Fethi BENSLAMA. – J’ai pu observer la montée de la radicalisation chez eux très tôt. Clinicien durant quinze ans dans un service public en Seine-Saint-Denis, j’ai connu certains de ces jeunes alors qu’ils étaient enfants avec leurs familles. Le phénomène de radicalisation, que l’on nommait à l’époque «intégrisme», a commencé à se manifester au cours des années 90 dans le contexte des conflits en Algérie, en Bosnie, au Golfe, en Israël et en Palestine. La guerre est venue s’ajouter à une crise majeure de l’islam et à une dégradation sociale qui a nourri chez beaucoup de musulmans un sentiment victimaire. La spécificité de mon approche réside dans l’étude de la vie psychique des musulmans, dont on analyse la situation du point de vue sociologique, culturel, géopolitique, mais pas leur condition subjective.

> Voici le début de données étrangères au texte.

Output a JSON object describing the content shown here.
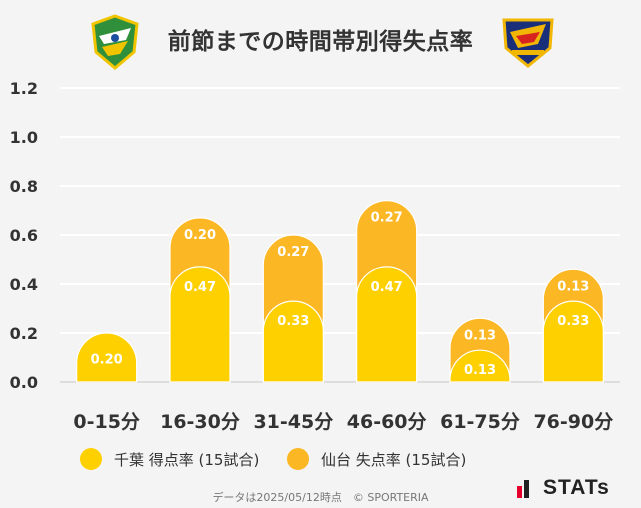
{
  "title": "前節までの時間帯別得失点率",
  "colors": {
    "chiba": "#ffd000",
    "sendai": "#fbb724",
    "grid": "#ffffff",
    "text": "#333333"
  },
  "chart_data": {
    "type": "bar",
    "stacked": true,
    "categories": [
      "0-15分",
      "16-30分",
      "31-45分",
      "46-60分",
      "61-75分",
      "76-90分"
    ],
    "series": [
      {
        "name": "千葉 得点率 (15試合)",
        "values": [
          0.2,
          0.47,
          0.33,
          0.47,
          0.13,
          0.33
        ],
        "labels": [
          "0.20",
          "0.47",
          "0.33",
          "0.47",
          "0.13",
          "0.33"
        ]
      },
      {
        "name": "仙台 失点率 (15試合)",
        "values": [
          0,
          0.2,
          0.27,
          0.27,
          0.13,
          0.13
        ],
        "labels": [
          "",
          "0.20",
          "0.27",
          "0.27",
          "0.13",
          "0.13"
        ]
      }
    ],
    "yticks": [
      "0.0",
      "0.2",
      "0.4",
      "0.6",
      "0.8",
      "1.0",
      "1.2"
    ],
    "ylim": [
      0,
      1.2
    ],
    "grid": true,
    "legend": "bottom"
  },
  "legend": {
    "chiba": "千葉 得点率 (15試合)",
    "sendai": "仙台 失点率 (15試合)"
  },
  "footer": {
    "source": "データは2025/05/12時点　© SPORTERIA",
    "brand": "STATs"
  },
  "icons": {
    "left_logo": "jef-united-chiba-emblem-icon",
    "right_logo": "vegalta-sendai-emblem-icon",
    "brand_mark": "stats-bars-icon"
  }
}
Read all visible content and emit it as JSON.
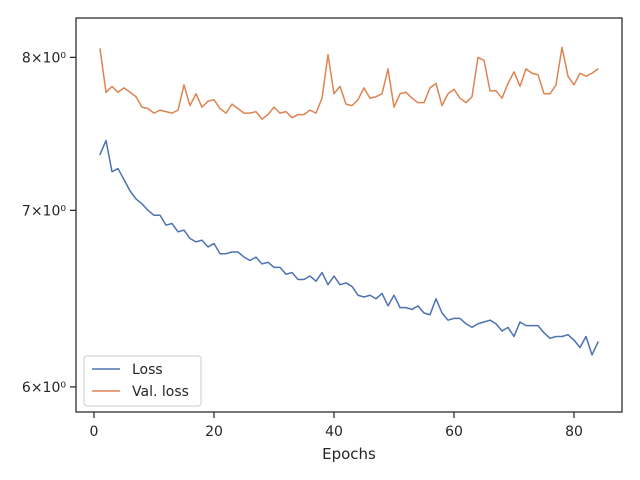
{
  "chart_data": {
    "type": "line",
    "title": "",
    "xlabel": "Epochs",
    "ylabel": "",
    "yscale": "log",
    "grid": false,
    "legend_position": "lower-left",
    "xlim": [
      -3,
      88
    ],
    "ylim": [
      5.87,
      8.28
    ],
    "xticks": [
      0,
      20,
      40,
      60,
      80
    ],
    "xtick_labels": [
      "0",
      "20",
      "40",
      "60",
      "80"
    ],
    "yticks": [
      6,
      7,
      8
    ],
    "ytick_labels": [
      "6×10⁰",
      "7×10⁰",
      "8×10⁰"
    ],
    "x": [
      1,
      2,
      3,
      4,
      5,
      6,
      7,
      8,
      9,
      10,
      11,
      12,
      13,
      14,
      15,
      16,
      17,
      18,
      19,
      20,
      21,
      22,
      23,
      24,
      25,
      26,
      27,
      28,
      29,
      30,
      31,
      32,
      33,
      34,
      35,
      36,
      37,
      38,
      39,
      40,
      41,
      42,
      43,
      44,
      45,
      46,
      47,
      48,
      49,
      50,
      51,
      52,
      53,
      54,
      55,
      56,
      57,
      58,
      59,
      60,
      61,
      62,
      63,
      64,
      65,
      66,
      67,
      68,
      69,
      70,
      71,
      72,
      73,
      74,
      75,
      76,
      77,
      78,
      79,
      80,
      81,
      82,
      83,
      84
    ],
    "series": [
      {
        "name": "Loss",
        "color": "#4c72b0",
        "values": [
          7.35,
          7.44,
          7.24,
          7.26,
          7.19,
          7.12,
          7.07,
          7.04,
          7.0,
          6.97,
          6.97,
          6.91,
          6.92,
          6.87,
          6.88,
          6.83,
          6.81,
          6.82,
          6.78,
          6.8,
          6.74,
          6.74,
          6.75,
          6.75,
          6.72,
          6.7,
          6.72,
          6.68,
          6.69,
          6.66,
          6.66,
          6.62,
          6.63,
          6.59,
          6.59,
          6.61,
          6.58,
          6.63,
          6.56,
          6.61,
          6.56,
          6.57,
          6.55,
          6.5,
          6.49,
          6.5,
          6.48,
          6.51,
          6.44,
          6.5,
          6.43,
          6.43,
          6.42,
          6.44,
          6.4,
          6.39,
          6.48,
          6.4,
          6.36,
          6.37,
          6.37,
          6.34,
          6.32,
          6.34,
          6.35,
          6.36,
          6.34,
          6.3,
          6.32,
          6.27,
          6.35,
          6.33,
          6.33,
          6.33,
          6.29,
          6.26,
          6.27,
          6.27,
          6.28,
          6.25,
          6.21,
          6.27,
          6.17,
          6.24
        ]
      },
      {
        "name": "Val. loss",
        "color": "#dd8452",
        "values": [
          8.06,
          7.76,
          7.8,
          7.76,
          7.79,
          7.76,
          7.73,
          7.66,
          7.65,
          7.62,
          7.64,
          7.63,
          7.62,
          7.64,
          7.81,
          7.67,
          7.75,
          7.66,
          7.7,
          7.71,
          7.65,
          7.62,
          7.68,
          7.65,
          7.62,
          7.62,
          7.63,
          7.58,
          7.61,
          7.66,
          7.62,
          7.63,
          7.59,
          7.61,
          7.61,
          7.64,
          7.62,
          7.72,
          8.02,
          7.75,
          7.8,
          7.68,
          7.67,
          7.71,
          7.79,
          7.72,
          7.73,
          7.75,
          7.92,
          7.66,
          7.75,
          7.76,
          7.72,
          7.69,
          7.69,
          7.79,
          7.82,
          7.67,
          7.75,
          7.78,
          7.72,
          7.69,
          7.73,
          8.0,
          7.98,
          7.77,
          7.77,
          7.72,
          7.82,
          7.9,
          7.8,
          7.92,
          7.89,
          7.88,
          7.75,
          7.75,
          7.81,
          8.07,
          7.87,
          7.81,
          7.89,
          7.87,
          7.89,
          7.92
        ]
      }
    ]
  }
}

Avant d’adopter et d’afficher l’islam identitaire, beaucoup de jeunes sont en souffrance, dans des états dépressifs, en errance et parfois dans la délinquance. Ils ont connu des situations traumatiques, la négligence parentale, voire l’abandon, les défaillances de l’environnement social tel qu’on le voit dans les cités. Lorsqu’ils se radicalisent, ils se dégagent de leur dépression, ils acquièrent une estime d’eux-mêmes et se sentent puissants. Ainsi, l’islamisme remplit pour eux une fonction thérapeutique, mais au prix de la perte de leur singularité: un automatisme imitatif se met en route, ils tiennent tous le même discours stéréotypé. Paradoxalement, c’est la perte de leur singularité qui fait qu’ils vont mieux. Ils se sont déchargés du souci de soi et ont jugulé leur angoisse, ils deviennent un autre, assuré d’une solidité existentielle. Bref, ils ont trouvé leur planche de salut.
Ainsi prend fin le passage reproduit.